Are you ready for the next bear market?

September 30, 2015, 10:00 AM UTC
Illustration by Ben Fearnley

You promised yourself you would never go through another 2008 without being prepared. “Never again” you said as the market rebounded off the bear ­market lows and your portfolio clawed its way back from a 50% drawdown. “I went through this in 2000 and then again in ’08. Next time, I’m going to be ready and protected.”

Next time might be now.

So have you prepared? Have you kept your promise? Are you about to find out?

The recent resurgence in volatility may have you asking yourself similar questions.
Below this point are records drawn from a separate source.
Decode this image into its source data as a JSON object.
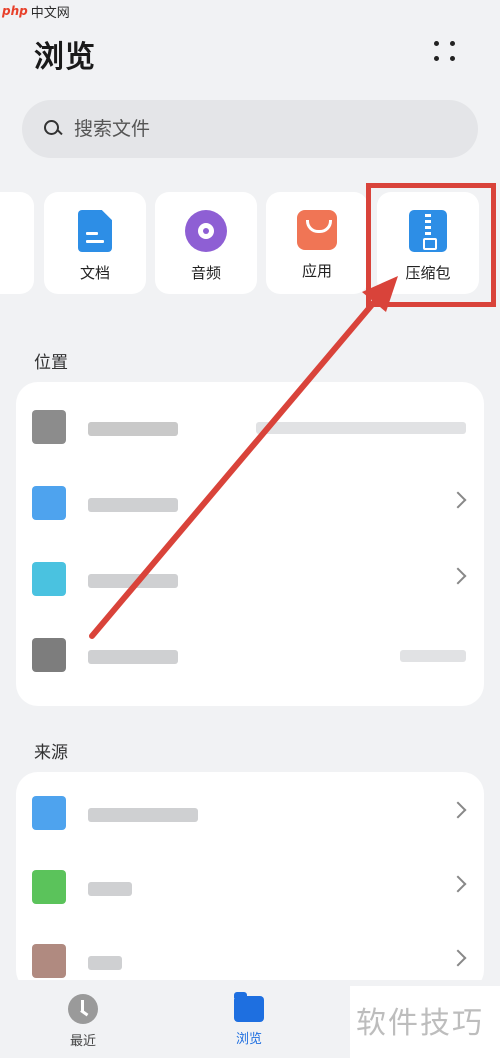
{
  "watermark": {
    "brand": "php",
    "site": "中文网",
    "footer": "软件技巧"
  },
  "header": {
    "title": "浏览",
    "more_icon": "more-dots-icon"
  },
  "search": {
    "placeholder": "搜索文件"
  },
  "categories": [
    {
      "label": "文档",
      "icon": "document-icon",
      "color": "#2d8ee6"
    },
    {
      "label": "音频",
      "icon": "audio-disc-icon",
      "color": "#8e5fd4"
    },
    {
      "label": "应用",
      "icon": "shopping-bag-icon",
      "color": "#f07555"
    },
    {
      "label": "压缩包",
      "icon": "zip-archive-icon",
      "color": "#2d8ee6",
      "highlighted": true
    }
  ],
  "sections": {
    "location_title": "位置",
    "source_title": "来源"
  },
  "tabbar": {
    "recent": "最近",
    "browse": "浏览",
    "active": "浏览",
    "accent": "#1e6fe0"
  },
  "annotation_color": "#d9433a"
}
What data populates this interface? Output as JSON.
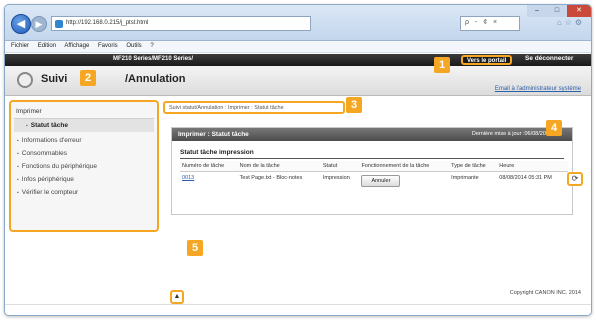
{
  "browser": {
    "url": "http://192.168.0.215/j_ptst.html",
    "tools": "ρ - ¢ ×",
    "menu": [
      "Fichier",
      "Edition",
      "Affichage",
      "Favoris",
      "Outils",
      "?"
    ]
  },
  "header": {
    "device": "MF210 Series/MF210 Series/",
    "title_part1": "Suivi",
    "title_part2": "/Annulation",
    "portal_link": "Vers le portail",
    "logout_link": "Se déconnecter",
    "mail_link": "Email à l'administrateur système"
  },
  "sidebar": {
    "heading": "Imprimer",
    "active": "Statut tâche",
    "items": [
      "Informations d'erreur",
      "Consommables",
      "Fonctions du périphérique",
      "Infos périphérique",
      "Vérifier le compteur"
    ]
  },
  "breadcrumb": "Suivi statut/Annulation : Imprimer : Statut tâche",
  "content": {
    "bar_title": "Imprimer : Statut tâche",
    "last_update": "Dernière mise à jour :06/08/2014",
    "section_title": "Statut tâche impression",
    "columns": [
      "Numéro de tâche",
      "Nom de la tâche",
      "Statut",
      "Fonctionnement de la tâche",
      "Type de tâche",
      "Heure"
    ],
    "row": {
      "job_number": "0013",
      "job_name": "Test Page.txt - Bloc-notes",
      "status": "Impression",
      "action": "Annuler",
      "type": "Imprimante",
      "time": "08/08/2014 05:31 PM"
    }
  },
  "footer": {
    "copyright": "Copyright CANON INC. 2014"
  },
  "callouts": [
    "1",
    "2",
    "3",
    "4",
    "5"
  ],
  "colors": {
    "callout": "#f5a623",
    "header_dark": "#1a1a1a",
    "link": "#2b5ea8"
  },
  "icons": {
    "refresh": "refresh-icon",
    "top": "back-to-top-icon"
  }
}
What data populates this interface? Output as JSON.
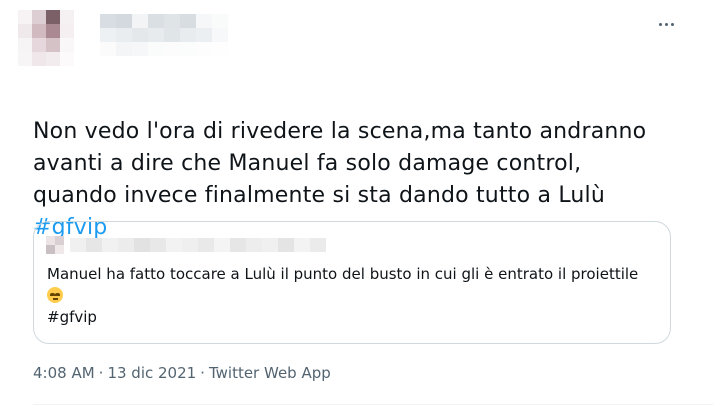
{
  "author": {
    "avatar_colors": [
      "#f7f2f4",
      "#d9c9ce",
      "#6e4f57",
      "#f4f0f1",
      "#efe7ea",
      "#cdb4bb",
      "#a27d87",
      "#f4eef0",
      "#f7f3f4",
      "#e3d3d8",
      "#d0bcc2",
      "#faf7f8",
      "#f8f5f6",
      "#efe5e8",
      "#f2ebed",
      "#fcfafb"
    ],
    "name_colors": [
      "#d7dde2",
      "#d3d9de",
      "#f2f4f6",
      "#dadfe3",
      "#dfe4e7",
      "#d8dde1",
      "#f6f7f8",
      "#f9fafa",
      "#eef1f3",
      "#eaedf0",
      "#e4e8eb",
      "#e8ebee",
      "#e0e5e8",
      "#e9ecef",
      "#eceff1",
      "#f7f8f9",
      "#fbfbfc",
      "#f3f5f6",
      "#f6f7f8",
      "#fafbfb",
      "#fcfcfd",
      "#fbfcfc",
      "#fdfdfe",
      "#fefefe"
    ]
  },
  "more_icon": "more-horizontal-icon",
  "tweet": {
    "text": "Non vedo l'ora di rivedere la scena,ma tanto andranno\navanti a dire che Manuel fa solo damage control,\nquando invece finalmente si sta dando tutto a Lulù",
    "hashtag": "#gfvip"
  },
  "quote": {
    "avatar_colors": [
      "#ece4e4",
      "#d8d0d2",
      "#c9c0c3",
      "#efe9ea"
    ],
    "name_colors": [
      "#f0f0f0",
      "#e6e6e6",
      "#f1f1f1",
      "#ececec",
      "#e2e2e2",
      "#e8e8e8",
      "#f2f2f2",
      "#efefef",
      "#e9e9e9",
      "#f4f4f4",
      "#e6e6e6",
      "#ededed",
      "#f0f0f0",
      "#e4e4e4",
      "#f3f3f3",
      "#ebebeb"
    ],
    "text": "Manuel ha fatto toccare a Lulù il punto del busto in cui gli è entrato il proiettile",
    "emoji": "pensive-face-emoji",
    "hashtag": "#gfvip"
  },
  "meta": {
    "time": "4:08 AM",
    "date": "13 dic 2021",
    "source": "Twitter Web App",
    "separator": "·"
  }
}
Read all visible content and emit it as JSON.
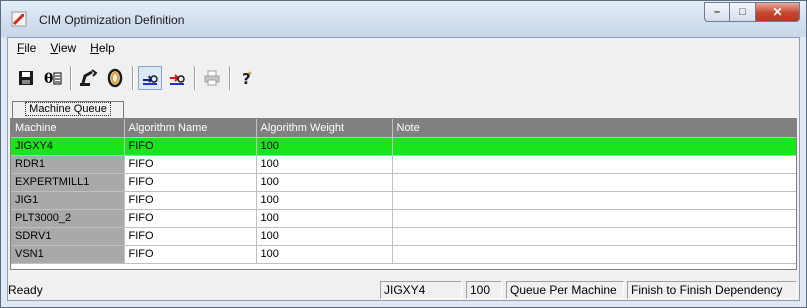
{
  "window": {
    "title": "CIM Optimization Definition",
    "caption": {
      "minimize": "–",
      "maximize": "□",
      "close": "✕"
    }
  },
  "menubar": {
    "items": [
      {
        "label": "File",
        "mnemonic": "F",
        "rest": "ile"
      },
      {
        "label": "View",
        "mnemonic": "V",
        "rest": "iew"
      },
      {
        "label": "Help",
        "mnemonic": "H",
        "rest": "elp"
      }
    ]
  },
  "toolbar": {
    "buttons": [
      {
        "icon": "save-icon"
      },
      {
        "icon": "properties-icon"
      },
      {
        "icon": "robot-arm-icon"
      },
      {
        "icon": "ring-icon"
      },
      {
        "icon": "move-right-icon"
      },
      {
        "icon": "move-left-icon"
      },
      {
        "icon": "print-icon",
        "disabled": true
      },
      {
        "icon": "help-icon"
      }
    ]
  },
  "tabs": [
    {
      "label": "Machine Queue",
      "active": true
    }
  ],
  "grid": {
    "columns": [
      "Machine",
      "Algorithm Name",
      "Algorithm Weight",
      "Note"
    ],
    "rows": [
      {
        "machine": "JIGXY4",
        "algorithm": "FIFO",
        "weight": "100",
        "note": "",
        "selected": true
      },
      {
        "machine": "RDR1",
        "algorithm": "FIFO",
        "weight": "100",
        "note": ""
      },
      {
        "machine": "EXPERTMILL1",
        "algorithm": "FIFO",
        "weight": "100",
        "note": ""
      },
      {
        "machine": "JIG1",
        "algorithm": "FIFO",
        "weight": "100",
        "note": ""
      },
      {
        "machine": "PLT3000_2",
        "algorithm": "FIFO",
        "weight": "100",
        "note": ""
      },
      {
        "machine": "SDRV1",
        "algorithm": "FIFO",
        "weight": "100",
        "note": ""
      },
      {
        "machine": "VSN1",
        "algorithm": "FIFO",
        "weight": "100",
        "note": ""
      }
    ]
  },
  "status": {
    "ready": "Ready",
    "machine": "JIGXY4",
    "weight": "100",
    "mode": "Queue Per Machine",
    "dependency": "Finish to Finish Dependency"
  },
  "colors": {
    "selected_row": "#19e619",
    "header_bg": "#808080",
    "machine_col_bg": "#a9a9a9"
  }
}
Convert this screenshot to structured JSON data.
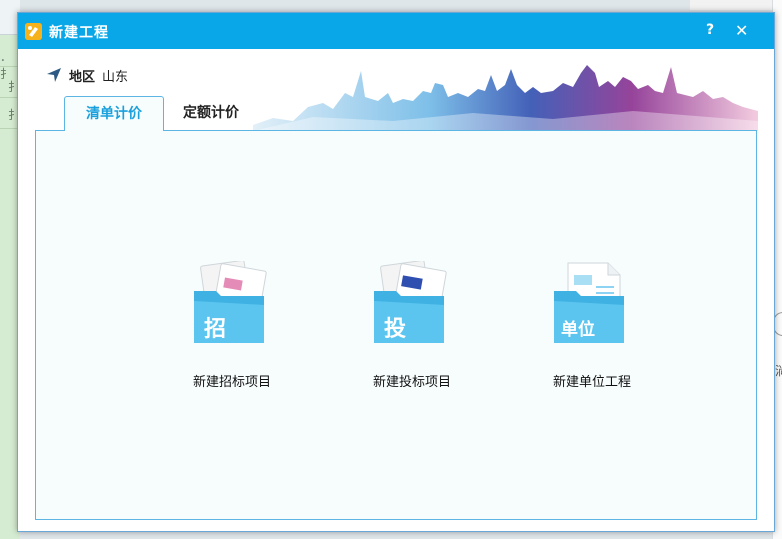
{
  "dialog": {
    "title": "新建工程",
    "help_label": "?",
    "close_label": "✕"
  },
  "region": {
    "label": "地区",
    "value": "山东"
  },
  "tabs": [
    {
      "label": "清单计价",
      "active": true
    },
    {
      "label": "定额计价",
      "active": false
    }
  ],
  "cards": [
    {
      "label": "新建招标项目",
      "icon_text": "招",
      "icon": "tender-folder-icon"
    },
    {
      "label": "新建投标项目",
      "icon_text": "投",
      "icon": "bid-folder-icon"
    },
    {
      "label": "新建单位工程",
      "icon_text": "单位",
      "icon": "unit-folder-icon"
    }
  ],
  "background": {
    "left_rows": [
      "．扌",
      "扌",
      "扌"
    ],
    "right_text": "淌"
  },
  "colors": {
    "titlebar": "#0aa7e8",
    "tab_active_text": "#1aa0dc",
    "folder": "#4dbde9",
    "panel_border": "#5cb5e3"
  }
}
It comes after a record-setting period of smooth sailing for U.S. stocks, a correction-free market environment when every dip was reversed before you had the chance to make it back from Starbucks (SBUX).

Sure, we had gotten close to a 10% correction in the S&P 500 in recent years. The 2013 “taper tantrum” drove the index down about 7% before the Fed spun into damage control from its earlier statements. The October 2014 dip was a closer call, with the large-cap index dropping some 9% as ISIS rampaged its way across Iraq and every sneezing airline passenger portended a domestic Ebola epidemic. As those fears subsided, the index once again recovered and climbed to all-time highs. Crisis averted.

But August’s tumble finally took the index past that psychologically im­portant 10% mark, and in late September, after a partial rebound in stocks, it crossed the line again. Investors are struggling with a nagging feeling that something is fundamentally amiss. This uneasiness shows up in all the sentiment surveys: The invincibility we felt when the Federal Reserve was drowning the investment markets in billions of dollars’ worth of buying power each month is gone. We’re not quite jumping into the pool feet first the way we once were.

In the absence of this gusto, a new sense of uncertainty has crept in. As J.R.R. Tolkien’s elfin sorceress Galadriel intoned, “The world is changed. I feel it in the water. I feel it in the earth. I smell it in the air. Much that once was is lost.”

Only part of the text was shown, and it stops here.